Bahrain unrest special case says Clinton

http://www.gulf-daily-news.com/
FORMER US secretary of state Hillary Clinton has described the unrest which hit Bahrain in February-March 2011 as being a "special case" in the so-called Arab Spring that unfolded from North Africa to the Middle East.
"Bahrain was a very complicated case as events took the path of sectarianism," she says in her memoir, Hard Choices.
According to London-based Al Arab newspaper, Clinton described the "difficult time" she had in dealing with the situation unfolding in Bahrain.
She said that Bahrain saw no reason to inform the US before calling on the GCC military forces to intervene.
"Bahrain chose to act without informing the US beforehand," she says in her book.
She says she had a "very delicate" phone call with Saudi Foreign Minister Prince Saud Al Faisal on hearing about the GCC military intervention in Bahrain.
She quoted the Saudi minister as telling her: "Let protesters go home for the situation to regain its normal course in Bahrain."
She pointed out that the Saudi foreign minister accused Iran overtly of harbouring extremists in Bahrain.
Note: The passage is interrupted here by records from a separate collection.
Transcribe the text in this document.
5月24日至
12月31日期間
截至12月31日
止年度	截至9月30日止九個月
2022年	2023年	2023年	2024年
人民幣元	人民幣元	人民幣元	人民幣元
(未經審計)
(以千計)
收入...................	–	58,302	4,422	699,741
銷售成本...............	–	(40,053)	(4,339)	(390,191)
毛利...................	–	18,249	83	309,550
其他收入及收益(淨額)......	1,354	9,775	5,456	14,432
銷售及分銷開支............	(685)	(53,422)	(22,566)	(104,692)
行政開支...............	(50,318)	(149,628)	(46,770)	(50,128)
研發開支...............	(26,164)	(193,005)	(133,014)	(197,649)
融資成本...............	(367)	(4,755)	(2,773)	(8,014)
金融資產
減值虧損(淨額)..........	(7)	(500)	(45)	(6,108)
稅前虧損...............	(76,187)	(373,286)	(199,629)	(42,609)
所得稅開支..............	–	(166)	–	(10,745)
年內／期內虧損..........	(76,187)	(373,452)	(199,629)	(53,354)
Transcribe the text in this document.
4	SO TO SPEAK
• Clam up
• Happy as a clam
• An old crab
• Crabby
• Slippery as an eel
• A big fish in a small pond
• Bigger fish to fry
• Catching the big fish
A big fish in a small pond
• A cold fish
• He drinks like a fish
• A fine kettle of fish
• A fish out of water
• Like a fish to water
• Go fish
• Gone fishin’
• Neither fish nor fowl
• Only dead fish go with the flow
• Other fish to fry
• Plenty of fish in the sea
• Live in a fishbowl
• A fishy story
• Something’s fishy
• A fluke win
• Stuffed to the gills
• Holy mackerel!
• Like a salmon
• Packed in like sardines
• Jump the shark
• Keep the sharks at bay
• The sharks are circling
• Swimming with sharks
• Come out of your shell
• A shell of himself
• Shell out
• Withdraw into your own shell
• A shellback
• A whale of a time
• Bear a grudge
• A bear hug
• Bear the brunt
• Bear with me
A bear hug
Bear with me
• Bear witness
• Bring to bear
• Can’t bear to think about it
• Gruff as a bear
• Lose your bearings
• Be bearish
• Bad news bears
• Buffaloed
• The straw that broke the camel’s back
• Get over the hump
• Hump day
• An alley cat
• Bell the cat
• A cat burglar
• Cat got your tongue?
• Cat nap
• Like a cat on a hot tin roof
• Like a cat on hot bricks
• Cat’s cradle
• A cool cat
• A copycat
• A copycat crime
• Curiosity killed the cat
The new book is a methodical march through the challenges Clinton encountered as the US secretary of state from 2009-2013.
In her description, virtually every foreign policy problem presented hard choices: the intractable Middle East, Russia, Afghanistan and Pakistan, Libya, the Arab Spring and more.
But she also writes about her years as the nation's top diplomat as a "personal journey", both literal (112 countries and nearly one million miles) and figurative, taking her "from the painful end of the 2008 campaign to an unexpected partnership and friendship with my former rival Barack Obama".
A team of Washington Post reporters read through the book and picked out chapter-by-chapter highlights.
Clinton describes US reaction to the unfolding protests that became the Arab Spring, starting with the first stirrings of protest in Tunisia and tracking through reactions to demonstrations in various other countries, including Yemen, Bahrain and, notably, Egypt.
She defends traditional US alliances with autocratic regimes as being a part of balancing various US interests against one another, defining a pragmatic approach that would have the US push regimes toward democratic reform while also forming alliances with those willing to advance US security interests.
She describes herself as being consistently more cautious about siding with protesters, who promise an uncertain future over longtime, if autocratic, US allies - particularly in Egypt.
She suggests her position aligned her with Joe Biden and Defence Secretary Robert Gates in opposition to others in the White House, who she suggests were swept away by idealism and wanted to move more quickly to help usher Hosni Mubarak from power.
However, she never names the White House officials who held a different view from her own.